Pra degustar de joelhos
Você já sentiu saudades de alguém que não conheceu? Você resgata memórias de delícias não vividas quando uma pessoa, de repente, se dá a conhecer?
Maria Antonia poderia ter sido minha melhor amiga. Vejo-me com ela ainda criança de pés descalços, cabelos ruivos e vestidinhos leves flutuando em redemoinho, espichando os olhos para dentro de troncos de árvores, cavucando buraquinhos de tijolos que esconderiam segredos guardados só para nós. Com ela deveria ter participado da ventura de inverter a lógica dos adultos em experiências no laboratório de ofícios perguntantes.
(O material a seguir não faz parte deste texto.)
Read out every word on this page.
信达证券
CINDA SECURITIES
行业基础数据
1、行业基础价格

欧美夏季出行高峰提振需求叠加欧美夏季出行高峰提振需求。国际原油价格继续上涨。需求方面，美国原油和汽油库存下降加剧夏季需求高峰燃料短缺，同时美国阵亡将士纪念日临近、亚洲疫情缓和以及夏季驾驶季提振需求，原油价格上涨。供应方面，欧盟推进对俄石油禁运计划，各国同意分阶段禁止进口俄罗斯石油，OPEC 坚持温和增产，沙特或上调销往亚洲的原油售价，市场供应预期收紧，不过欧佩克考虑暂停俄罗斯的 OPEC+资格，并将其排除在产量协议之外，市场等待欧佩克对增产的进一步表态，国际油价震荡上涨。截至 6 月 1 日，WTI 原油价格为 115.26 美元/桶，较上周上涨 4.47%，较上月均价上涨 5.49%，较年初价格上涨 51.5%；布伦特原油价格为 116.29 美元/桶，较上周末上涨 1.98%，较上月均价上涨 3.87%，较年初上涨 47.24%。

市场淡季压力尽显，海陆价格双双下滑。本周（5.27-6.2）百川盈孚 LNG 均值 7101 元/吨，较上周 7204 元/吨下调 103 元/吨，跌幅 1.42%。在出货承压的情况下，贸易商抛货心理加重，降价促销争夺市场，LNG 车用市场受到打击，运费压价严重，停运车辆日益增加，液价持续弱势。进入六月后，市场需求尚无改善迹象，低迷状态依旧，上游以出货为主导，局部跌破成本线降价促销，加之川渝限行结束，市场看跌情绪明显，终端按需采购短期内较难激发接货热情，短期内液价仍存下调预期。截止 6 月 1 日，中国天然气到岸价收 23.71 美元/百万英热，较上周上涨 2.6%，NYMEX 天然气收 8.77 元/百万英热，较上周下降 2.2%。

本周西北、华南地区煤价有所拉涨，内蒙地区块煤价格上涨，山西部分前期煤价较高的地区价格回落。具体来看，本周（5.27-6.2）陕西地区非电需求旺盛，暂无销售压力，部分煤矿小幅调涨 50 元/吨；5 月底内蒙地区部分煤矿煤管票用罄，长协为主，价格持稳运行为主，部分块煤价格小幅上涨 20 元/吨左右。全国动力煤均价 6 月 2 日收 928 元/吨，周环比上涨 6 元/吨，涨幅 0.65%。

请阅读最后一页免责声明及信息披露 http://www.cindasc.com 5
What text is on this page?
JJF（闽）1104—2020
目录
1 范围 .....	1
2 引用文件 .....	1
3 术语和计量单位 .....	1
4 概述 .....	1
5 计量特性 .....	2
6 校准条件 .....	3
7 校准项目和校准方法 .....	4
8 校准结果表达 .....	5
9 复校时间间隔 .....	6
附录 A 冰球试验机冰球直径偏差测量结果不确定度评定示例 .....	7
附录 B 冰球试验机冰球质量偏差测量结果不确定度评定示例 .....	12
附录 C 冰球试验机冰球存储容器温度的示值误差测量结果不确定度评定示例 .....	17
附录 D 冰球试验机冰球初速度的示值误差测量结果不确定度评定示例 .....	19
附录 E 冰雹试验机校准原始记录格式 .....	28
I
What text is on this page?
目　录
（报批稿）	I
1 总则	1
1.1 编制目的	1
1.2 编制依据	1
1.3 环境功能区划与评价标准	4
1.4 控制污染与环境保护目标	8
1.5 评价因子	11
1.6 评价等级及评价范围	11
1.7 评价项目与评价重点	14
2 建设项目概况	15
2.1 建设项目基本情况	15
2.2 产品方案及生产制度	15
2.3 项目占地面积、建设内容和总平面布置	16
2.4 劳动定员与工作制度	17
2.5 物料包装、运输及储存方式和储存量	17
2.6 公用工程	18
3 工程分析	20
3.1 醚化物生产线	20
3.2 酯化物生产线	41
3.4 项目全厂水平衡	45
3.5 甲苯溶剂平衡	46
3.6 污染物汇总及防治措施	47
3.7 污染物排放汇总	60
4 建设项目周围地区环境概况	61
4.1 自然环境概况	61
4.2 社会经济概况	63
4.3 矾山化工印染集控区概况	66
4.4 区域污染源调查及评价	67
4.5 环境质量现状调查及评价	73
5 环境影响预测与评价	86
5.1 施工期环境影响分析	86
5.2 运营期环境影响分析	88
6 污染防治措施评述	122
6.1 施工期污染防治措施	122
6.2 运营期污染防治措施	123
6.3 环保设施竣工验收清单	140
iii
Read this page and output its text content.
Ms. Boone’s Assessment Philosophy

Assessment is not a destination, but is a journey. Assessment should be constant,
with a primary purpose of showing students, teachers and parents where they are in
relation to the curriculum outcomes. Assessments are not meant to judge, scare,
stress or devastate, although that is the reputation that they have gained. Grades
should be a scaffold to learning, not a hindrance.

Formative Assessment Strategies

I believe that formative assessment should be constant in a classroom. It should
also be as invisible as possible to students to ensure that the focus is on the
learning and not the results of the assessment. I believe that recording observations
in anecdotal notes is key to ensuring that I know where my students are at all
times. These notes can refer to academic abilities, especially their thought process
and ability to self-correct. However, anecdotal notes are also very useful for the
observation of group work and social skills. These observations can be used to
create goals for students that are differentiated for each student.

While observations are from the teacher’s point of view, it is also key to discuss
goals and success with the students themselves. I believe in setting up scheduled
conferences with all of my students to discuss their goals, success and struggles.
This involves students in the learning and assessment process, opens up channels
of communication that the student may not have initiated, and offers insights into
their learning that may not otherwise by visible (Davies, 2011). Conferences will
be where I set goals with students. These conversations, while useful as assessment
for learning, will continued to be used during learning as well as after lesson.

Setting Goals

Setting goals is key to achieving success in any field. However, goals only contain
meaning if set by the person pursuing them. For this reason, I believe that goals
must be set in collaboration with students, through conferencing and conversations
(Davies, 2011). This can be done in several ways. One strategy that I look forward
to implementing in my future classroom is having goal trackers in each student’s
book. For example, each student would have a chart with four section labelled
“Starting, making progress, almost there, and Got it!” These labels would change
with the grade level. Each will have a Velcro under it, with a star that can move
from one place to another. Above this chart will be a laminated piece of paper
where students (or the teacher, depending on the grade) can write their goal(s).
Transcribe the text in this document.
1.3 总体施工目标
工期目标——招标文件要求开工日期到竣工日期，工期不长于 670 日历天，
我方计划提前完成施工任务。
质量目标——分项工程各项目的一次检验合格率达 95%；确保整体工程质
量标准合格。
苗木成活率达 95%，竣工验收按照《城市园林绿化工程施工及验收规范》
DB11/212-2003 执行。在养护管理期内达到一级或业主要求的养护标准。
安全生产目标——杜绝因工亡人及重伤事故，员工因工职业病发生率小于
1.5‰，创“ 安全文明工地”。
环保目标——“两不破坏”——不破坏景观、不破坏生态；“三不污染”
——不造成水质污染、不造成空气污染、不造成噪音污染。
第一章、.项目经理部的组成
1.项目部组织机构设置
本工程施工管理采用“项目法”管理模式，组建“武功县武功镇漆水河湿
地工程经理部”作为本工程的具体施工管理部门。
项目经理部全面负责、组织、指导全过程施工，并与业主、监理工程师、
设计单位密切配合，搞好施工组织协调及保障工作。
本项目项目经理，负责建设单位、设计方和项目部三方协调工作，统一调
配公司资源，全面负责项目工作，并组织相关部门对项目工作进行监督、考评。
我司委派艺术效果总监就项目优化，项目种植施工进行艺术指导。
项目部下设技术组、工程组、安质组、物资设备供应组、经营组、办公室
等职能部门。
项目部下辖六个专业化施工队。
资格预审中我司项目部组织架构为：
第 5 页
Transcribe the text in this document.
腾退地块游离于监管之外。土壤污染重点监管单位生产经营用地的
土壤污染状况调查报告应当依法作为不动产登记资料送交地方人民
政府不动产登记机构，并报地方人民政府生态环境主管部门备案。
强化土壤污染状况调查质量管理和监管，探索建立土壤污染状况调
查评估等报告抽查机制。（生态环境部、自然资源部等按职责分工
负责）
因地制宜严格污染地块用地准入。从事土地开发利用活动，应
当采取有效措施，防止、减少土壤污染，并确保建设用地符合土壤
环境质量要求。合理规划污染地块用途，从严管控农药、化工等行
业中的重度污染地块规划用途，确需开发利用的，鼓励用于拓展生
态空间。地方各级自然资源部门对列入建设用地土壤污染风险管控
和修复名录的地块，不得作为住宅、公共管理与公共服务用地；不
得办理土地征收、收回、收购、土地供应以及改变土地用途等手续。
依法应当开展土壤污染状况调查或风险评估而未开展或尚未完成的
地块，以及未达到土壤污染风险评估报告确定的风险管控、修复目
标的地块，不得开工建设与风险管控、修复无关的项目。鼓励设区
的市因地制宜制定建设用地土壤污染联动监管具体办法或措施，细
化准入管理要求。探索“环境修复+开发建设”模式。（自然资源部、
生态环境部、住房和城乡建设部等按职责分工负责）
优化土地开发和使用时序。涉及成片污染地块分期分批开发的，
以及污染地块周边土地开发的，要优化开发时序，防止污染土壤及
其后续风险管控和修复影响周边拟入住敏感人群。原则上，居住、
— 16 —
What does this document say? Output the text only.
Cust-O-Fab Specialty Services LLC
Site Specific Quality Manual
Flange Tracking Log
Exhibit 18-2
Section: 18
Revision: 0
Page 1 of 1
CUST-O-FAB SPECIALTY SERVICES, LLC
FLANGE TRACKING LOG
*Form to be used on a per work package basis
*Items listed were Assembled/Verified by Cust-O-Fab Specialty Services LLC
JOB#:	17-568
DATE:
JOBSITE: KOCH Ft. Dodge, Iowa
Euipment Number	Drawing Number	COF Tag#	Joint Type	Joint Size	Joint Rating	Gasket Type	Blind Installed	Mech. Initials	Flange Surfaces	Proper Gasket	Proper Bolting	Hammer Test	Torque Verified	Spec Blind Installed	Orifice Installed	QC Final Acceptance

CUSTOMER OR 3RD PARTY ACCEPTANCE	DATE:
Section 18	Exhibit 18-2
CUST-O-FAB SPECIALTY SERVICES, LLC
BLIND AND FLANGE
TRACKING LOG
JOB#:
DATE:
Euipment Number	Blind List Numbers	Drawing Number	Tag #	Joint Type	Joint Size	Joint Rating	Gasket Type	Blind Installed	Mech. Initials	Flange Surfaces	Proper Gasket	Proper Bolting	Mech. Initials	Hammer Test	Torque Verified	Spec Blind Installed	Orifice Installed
Dá uma vontade louca de tê-la acompanhado milimetricamente vida afora. Ela tem uma capacidade peculiar de amalgamar tons dissonantes, fazer rir de verdades insolúveis, deitar o olhar sobre coisas não ditas e inauditas; de mostrar a engenharia oculta no avesso, na estrutura silenciosa do despertar para verdades sem tamanho. É a artífice semeadora do protagonismo dos pormenores. Das viagens Geograficamente escaláveis, de pé no chão e mochila ou sobre rodas de ar ou água e almofadas de veludo, até os muitos perdidos se encontram para contar histórias deliciosas. Tanto quanto o perfume que se faz sentir daqueles sabores da cozinha materna, de forno e mesa primordiais.
As reflexões profundas dessa autora trazem à superfície a memória negada dos dias recheados de curiosidades e belezas fugidias desse cotidiano de viver nosso, que por se pretender eterno rabisca em cadernos alheios simulacros do desistir.
Beleza é a palavra-chave do texto. Curiosidade a chave-mestra de um macrocosmo desdobrado nos mínimos plurais. Singular e madura reflexão em que tudo importa, tudo se conecta. A cada assunto se soma um ponto no viver que não se cansa de nos surpreender. É uma iguaria preciosa, de se comer rezando.